В такой момент М. Клемансо сел писать свой единственный роман. Было бы лестью представлять «Сильнейших» как шедевр художественной литературы, хотя в нынешнем приливе знаменитости автора некоторые осмелились так его описать. На самом деле он обязан интересом, которым обладает, почти полностью свету, который он проливает на характер своего автора. Как простой роман, «Сильнейшие» страдают от того, что их автор, одаренный во многих других направлениях, не является эффективным рассказчиком. Как доктор Джонсон злобно сказал об одном романе Конгрива «Инкогнита», легче хвалить «Сильнейших», чем читать их. Действие происходит в деревне глубоко в сердце Пуату, и комментаторы узнали точное воспроизведение Муйерон-ан-Паради, деревушки недалеко от Фонтене, где родился М. Клемансо. В момент его самой ожесточенной борьбы в Париже его мысли обратились назад к прохладным лесам и тихим водам его старого дома на западе, к земле полых долин и к невыразительному замку XVI века, который ребенок врача научился рассматривать как символ грабежа и тирании в прошлом.

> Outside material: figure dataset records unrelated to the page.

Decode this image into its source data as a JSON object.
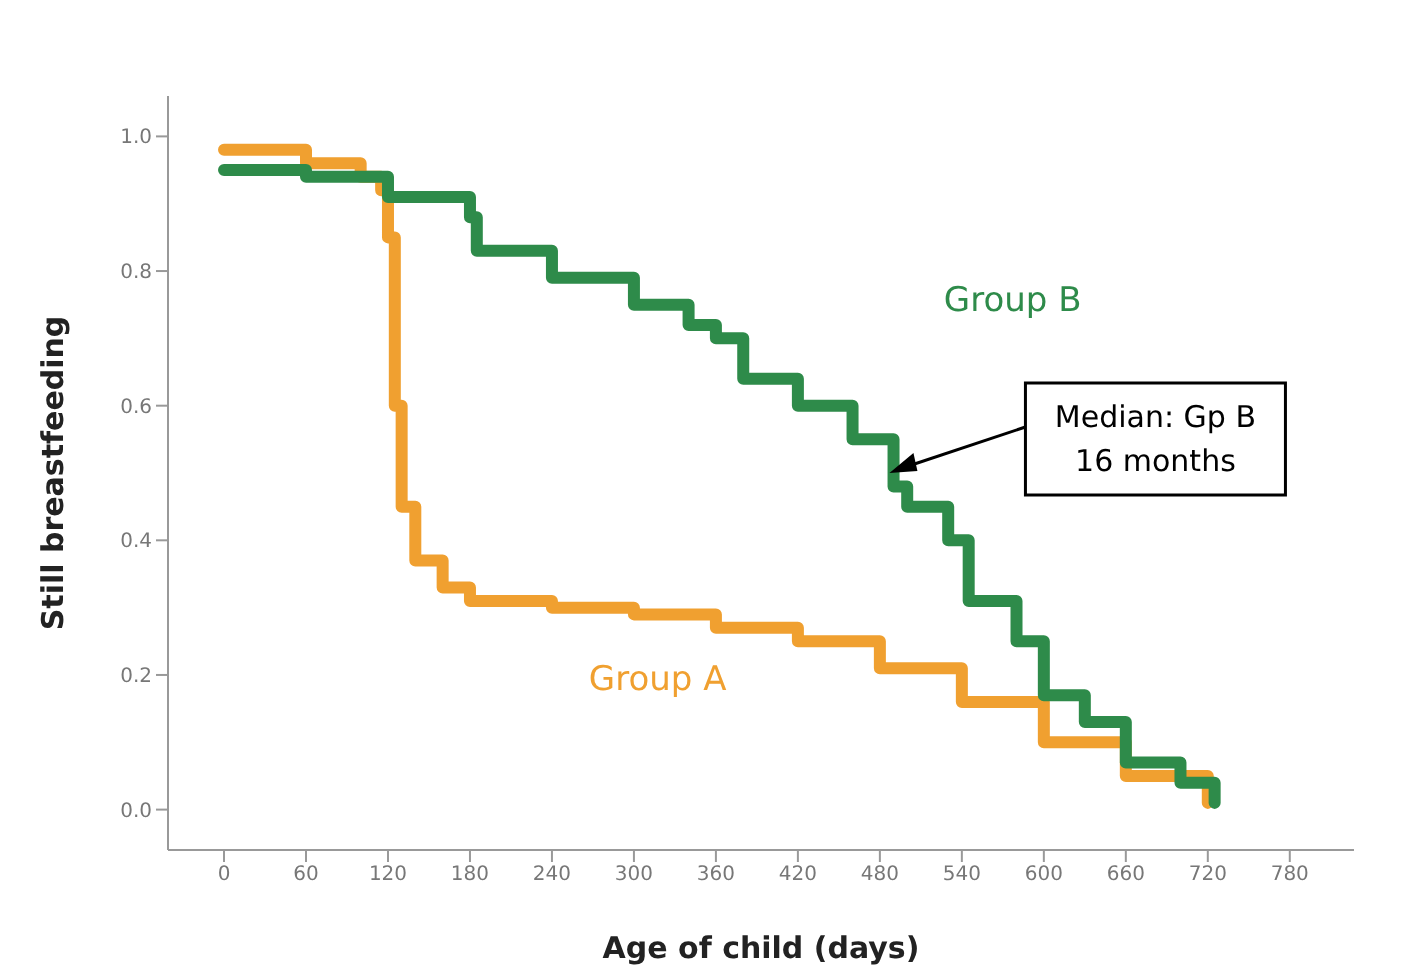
{
  "chart_data": {
    "type": "step",
    "xlabel": "Age of child (days)",
    "ylabel": "Still breastfeeding",
    "xlim": [
      -41,
      827
    ],
    "xticks": [
      0,
      60,
      120,
      180,
      240,
      300,
      360,
      420,
      480,
      540,
      600,
      660,
      720,
      780
    ],
    "ylim": [
      -0.06,
      1.06
    ],
    "yticks": [
      {
        "value": 0,
        "label": "0.0"
      },
      0.2,
      0.4,
      0.6,
      0.8,
      {
        "value": 1,
        "label": "1.0"
      }
    ],
    "grid": false,
    "legend": false,
    "series": [
      {
        "name": "Group A",
        "color": "#f0a030",
        "x": [
          0,
          60,
          100,
          115,
          120,
          125,
          130,
          140,
          160,
          180,
          240,
          300,
          360,
          420,
          480,
          540,
          600,
          660,
          720
        ],
        "values": [
          0.98,
          0.96,
          0.94,
          0.92,
          0.85,
          0.6,
          0.45,
          0.37,
          0.33,
          0.31,
          0.3,
          0.29,
          0.27,
          0.25,
          0.21,
          0.16,
          0.1,
          0.05,
          0.01
        ]
      },
      {
        "name": "Group B",
        "color": "#2e8b4a",
        "x": [
          0,
          60,
          120,
          180,
          185,
          240,
          300,
          340,
          360,
          380,
          420,
          460,
          490,
          500,
          530,
          545,
          580,
          600,
          630,
          660,
          700,
          725
        ],
        "values": [
          0.95,
          0.94,
          0.91,
          0.88,
          0.83,
          0.79,
          0.75,
          0.72,
          0.7,
          0.64,
          0.6,
          0.55,
          0.48,
          0.45,
          0.4,
          0.31,
          0.25,
          0.17,
          0.13,
          0.07,
          0.04,
          0.01
        ]
      }
    ],
    "annotations": [
      {
        "text": "Median: Gp B\n16 months",
        "x": 487,
        "y": 0.5
      }
    ]
  }
}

Нас знакомят с М. Анри, маркизом де Пюимофре, человеком за шестьдесят, одиноким, убежденным холостяком, не таким хорошим стрелком, каким он был раньше. Одинокий старик возвращается, побежденный жизнью, в свой замок в Пуату. Мизансцена в высшей степени мрачная, пунктируемая кричащими павлинами в полдень и ухающими совами ночью. Когда это впечатление было набросано, мы возвращаемся к ранней истории героя и следим за приключениями молодого повесы Второй Империи, воспитанного в презрении к науке, современной мысли, действию демократии во всех формах. Он начинает как понтификальный зуав в рабстве у Рима; он заканчивает как своего рода анархист. Биография молодого и глупого дворянина, таким образом, становится колышком, на который вешаются диссертации обо всех основных болезнях, которые поражали французское общество четверть века назад. Есть преувеличенно сильная женщина, виконтесса де Фуршан, которая играет устойчивую, но неясную роль в интриге. Чего она хочет? Трудно сказать; она всегда «готовится к битве» или пытается «покорить» кого-то. «Il faut conquérir» («Нужно покорять»), — непрестанно повторяет она; она своего рода тигрица, и она кажется, в юбках, типом каждого социального и политического движения, которое М. Клемансо не одобряет.

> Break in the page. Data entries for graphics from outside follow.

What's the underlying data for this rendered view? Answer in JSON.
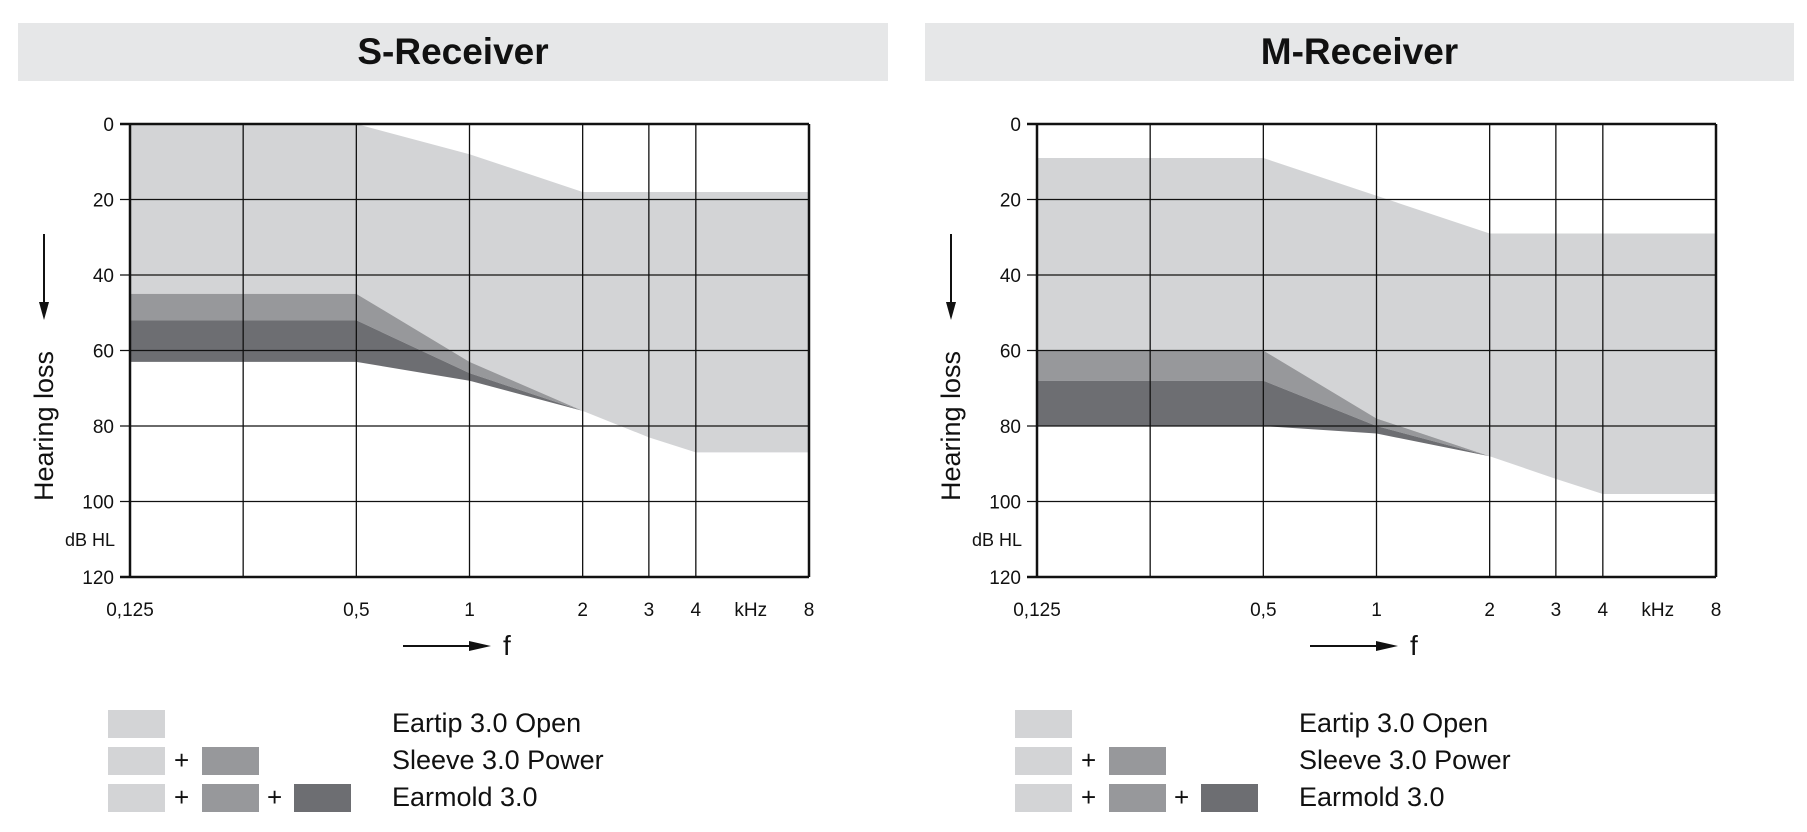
{
  "colors": {
    "header_bg": "#e6e7e8",
    "open": "#d3d4d6",
    "sleeve": "#97989b",
    "earmold": "#6d6e72"
  },
  "legend": {
    "open": "Eartip 3.0 Open",
    "sleeve": "Sleeve 3.0 Power",
    "earmold": "Earmold 3.0",
    "plus": "+"
  },
  "chart_data": [
    {
      "type": "area",
      "title": "S-Receiver",
      "ylabel": "Hearing loss",
      "yunit": "dB HL",
      "xlabel": "f",
      "xunit": "kHz",
      "ylim": [
        0,
        120
      ],
      "yticks": [
        0,
        20,
        40,
        60,
        80,
        100,
        120
      ],
      "y_inverted": true,
      "x_scale": "log",
      "xlim": [
        0.125,
        8
      ],
      "xticks": [
        0.125,
        0.25,
        0.5,
        1,
        2,
        3,
        4,
        8
      ],
      "xtick_labels": [
        {
          "v": 0.125,
          "t": "0,125"
        },
        {
          "v": 0.5,
          "t": "0,5"
        },
        {
          "v": 1,
          "t": "1"
        },
        {
          "v": 2,
          "t": "2"
        },
        {
          "v": 3,
          "t": "3"
        },
        {
          "v": 4,
          "t": "4"
        },
        {
          "v": 8,
          "t": "8"
        }
      ],
      "grid": true,
      "series": [
        {
          "name": "Eartip 3.0 Open",
          "x": [
            0.125,
            0.5,
            1,
            2,
            3,
            4,
            8
          ],
          "top": [
            0,
            0,
            8,
            18,
            18,
            18,
            18
          ],
          "bottom": [
            45,
            45,
            63,
            76,
            83,
            87,
            87
          ]
        },
        {
          "name": "Sleeve 3.0 Power",
          "x": [
            0.125,
            0.5,
            1,
            2
          ],
          "top": [
            45,
            45,
            63,
            76
          ],
          "bottom": [
            52,
            52,
            66,
            76
          ]
        },
        {
          "name": "Earmold 3.0",
          "x": [
            0.125,
            0.5,
            1,
            2
          ],
          "top": [
            52,
            52,
            66,
            76
          ],
          "bottom": [
            63,
            63,
            68,
            76
          ]
        }
      ]
    },
    {
      "type": "area",
      "title": "M-Receiver",
      "ylabel": "Hearing loss",
      "yunit": "dB HL",
      "xlabel": "f",
      "xunit": "kHz",
      "ylim": [
        0,
        120
      ],
      "yticks": [
        0,
        20,
        40,
        60,
        80,
        100,
        120
      ],
      "y_inverted": true,
      "x_scale": "log",
      "xlim": [
        0.125,
        8
      ],
      "xticks": [
        0.125,
        0.25,
        0.5,
        1,
        2,
        3,
        4,
        8
      ],
      "xtick_labels": [
        {
          "v": 0.125,
          "t": "0,125"
        },
        {
          "v": 0.5,
          "t": "0,5"
        },
        {
          "v": 1,
          "t": "1"
        },
        {
          "v": 2,
          "t": "2"
        },
        {
          "v": 3,
          "t": "3"
        },
        {
          "v": 4,
          "t": "4"
        },
        {
          "v": 8,
          "t": "8"
        }
      ],
      "grid": true,
      "series": [
        {
          "name": "Eartip 3.0 Open",
          "x": [
            0.125,
            0.5,
            1,
            2,
            3,
            4,
            8
          ],
          "top": [
            9,
            9,
            19,
            29,
            29,
            29,
            29
          ],
          "bottom": [
            60,
            60,
            78,
            88,
            94,
            98,
            98
          ]
        },
        {
          "name": "Sleeve 3.0 Power",
          "x": [
            0.125,
            0.5,
            1,
            2
          ],
          "top": [
            60,
            60,
            78,
            88
          ],
          "bottom": [
            68,
            68,
            80,
            88
          ]
        },
        {
          "name": "Earmold 3.0",
          "x": [
            0.125,
            0.5,
            1,
            2
          ],
          "top": [
            68,
            68,
            80,
            88
          ],
          "bottom": [
            80,
            80,
            82,
            88
          ]
        }
      ]
    }
  ]
}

Парижские сцены в романе М. Клемансо не очень забавны, и, как ни странно, они отягощены своего рода тяжелой пышностью, несколько в духе Дизраэли не в его лучшие моменты. Все персонажи проповедуют, и читатель начинает сочувствовать виконтессе, когда она заявляет, что «раздражена проповедями маркиза». Юная девушка, Клод Арле, — несколько призрачная героиня. Она выдает себя за дочь богатого промышленника, но на самом деле она ребенок Пюимофре, который был любовником ее матери, ныне покойной. Легко понять, что М. Клемансо взял эту патетическую и трепетную фигуру как представителя того, что является химерическим в обществе того времени. В ее первоначальном состоянии он вкладывает в ее уста грубые чувства, которые, как предполагается, питаются врагами демократии. Клод спокойно заявляет, что «добрый Бог установил два класса человеческих существ, богатых и бедных, и наш долг — поддерживать наших низших в практике религии». Требуется немало искусства, чтобы убрать из таких речей, как эти, грубое проявление фальши; и можно заметить, что благочестивые персонажи в «Сильнейших» не более похожи на реальных людей, чем атеисты в более поздних романах М. Поля Бурже.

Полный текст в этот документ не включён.